Policy Brief: The Digital Divide and Educational Opportunity
From the August 1999 issue of The College Board Review comes a prescient warning about the development of online opportunity—and who stands to lose out
The digital divide—and its stubborn persistence—is an issue we’re keenly focused on here at The Elective. Often inequities in access to high-speed broadband internet and hardware like Chromebooks and tablets can feel like problems unique to this moment in our technological experience. But, as we’ve noted in previous archival pieces, The College Board Review is often a helpful tool in keeping us honest about just how long some conversations and about problems confronting America’s students have been going on. And how much work has gone into solving them.
So it is with the digital divide, which popped up as the focus of a one-page policy brief in the August 1999 issue of the magazine. Written by College Board’s Lawrence E. Gladieux, executive director for policy analysis, and Watson Scott Swail, associate director for policy analysis, the piece is a zoom-in on a section of their report The Virtual University and Educational Opportunity, published in April 1999.

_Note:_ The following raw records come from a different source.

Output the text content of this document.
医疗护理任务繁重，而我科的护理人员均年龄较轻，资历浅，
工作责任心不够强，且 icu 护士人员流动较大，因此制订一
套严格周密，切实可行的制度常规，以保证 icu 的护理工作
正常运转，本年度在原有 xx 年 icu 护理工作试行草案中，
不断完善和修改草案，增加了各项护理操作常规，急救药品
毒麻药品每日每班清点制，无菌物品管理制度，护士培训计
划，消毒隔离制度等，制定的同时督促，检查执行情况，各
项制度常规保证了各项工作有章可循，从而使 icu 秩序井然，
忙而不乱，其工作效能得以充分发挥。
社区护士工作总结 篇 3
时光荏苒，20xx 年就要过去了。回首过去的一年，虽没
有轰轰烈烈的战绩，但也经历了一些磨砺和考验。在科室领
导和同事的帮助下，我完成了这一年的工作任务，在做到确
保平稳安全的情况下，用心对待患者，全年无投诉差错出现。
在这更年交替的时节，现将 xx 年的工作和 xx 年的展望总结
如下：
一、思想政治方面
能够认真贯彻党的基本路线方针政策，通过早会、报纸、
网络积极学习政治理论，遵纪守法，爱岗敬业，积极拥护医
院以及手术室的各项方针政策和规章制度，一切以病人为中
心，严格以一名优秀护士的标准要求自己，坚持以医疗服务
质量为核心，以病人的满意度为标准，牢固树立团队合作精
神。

The starting point is the growth of distance learning in the days of what we’d now call Web 1.0, but its theme is the kind of socioeconomic and racial gaps that were fissures in 1999 but have widened to chasms in the decades since. “Virtual universities will only benefit those who have the necessary equipment and the expertise to feel comfortable with the new technologies,” Gladieux and Swail write. “And the reality is that students who come from low-income and minority backgrounds are less likely to have been exposed to computers and the internet at home and in school.”
This policy brief is an interesting snapshot on a time when there was a seemingly omnipresent optimism swirling around the internet and its potential, particularly for education. Gladieux and Swail’s research is a prescient warning light that our digital future won’t be all Star Trek utopian equality because our then-digital present wasn’t.
From our 2022 vantage, their work reads as stingingly familiar. But it’s also further proof that data doesn’t lie—we just have to be clear-eyed enough to understand what it’s saying.
Distance education has been around in some form since the nineteenth century, but its growth has surged in the 1990s with the advent of the World Wide Web. The vision of students earning certificates or degrees without ever setting foot in a classroom has captured the imagination of education entrepreneurs and Wall Street investors. Many traditional colleges are scrambling to offer courses online, and a variety of for-profit training providers and brokers are fueling the market for electronic delivery of higher education.
Yet we have little information on how many students are actually making use of online course offerings, nor do we know much about the effectiveness of instruction received online. Computer-based technologies have created a surging market so new that there is very little experience, much less systematic data, on which to base predictions about the future.
What we do understand is this: Virtual universities will only benefit those who have the necessary equipment and the expertise to feel comfortable with the new technologies. And the reality is that students who come from low-income and minority backgrounds are less likely to have been exposed to computers and the internet at home and in school.
While computers may seem ubiquitous in today's society, their distribution is highly stratified by socioeconomic class. Figure I illustrates the direct correlation of household income to computer and online access. With respect to race and ethnicity, data also show that Black and Hispanic families have less than half the access afforded White and Asian families.
Similar disparities are reflected in K–12 schools. Figure 2 shows that the ratio of students to computers with internet access is highest in schools with the largest proportion of minority and poor students. The availability of technology decreases as the percentage of such students increases. Not surprisingly, differentials in experience with internet technology appear when students enter postsecondary education. Recent data from UCLA's American Freshman Survey indicate that students in public Black colleges are about half as likely to use email as students in private, predominantly White institutions.
Great strides have been made in broadening access to computer technology in recent years. But as with many other social indicators, the playing field remains tilted toward the affluent. Although education is heralded as the great equalizer, technology appears to be a new engine of inequality. The most advantaged citizens—and schools—are most able to benefit from cutting edge technologies. Advantage magnifies advantage.
While the World Wide Web shatters barriers of time and space, it also creates new obstacles to educational access simply because of the differential availability of the required technology.
The marketplace alone will not fix the problem. Policymakers and education leaders must work to reduce the digital divide and increase learning opportunities for all.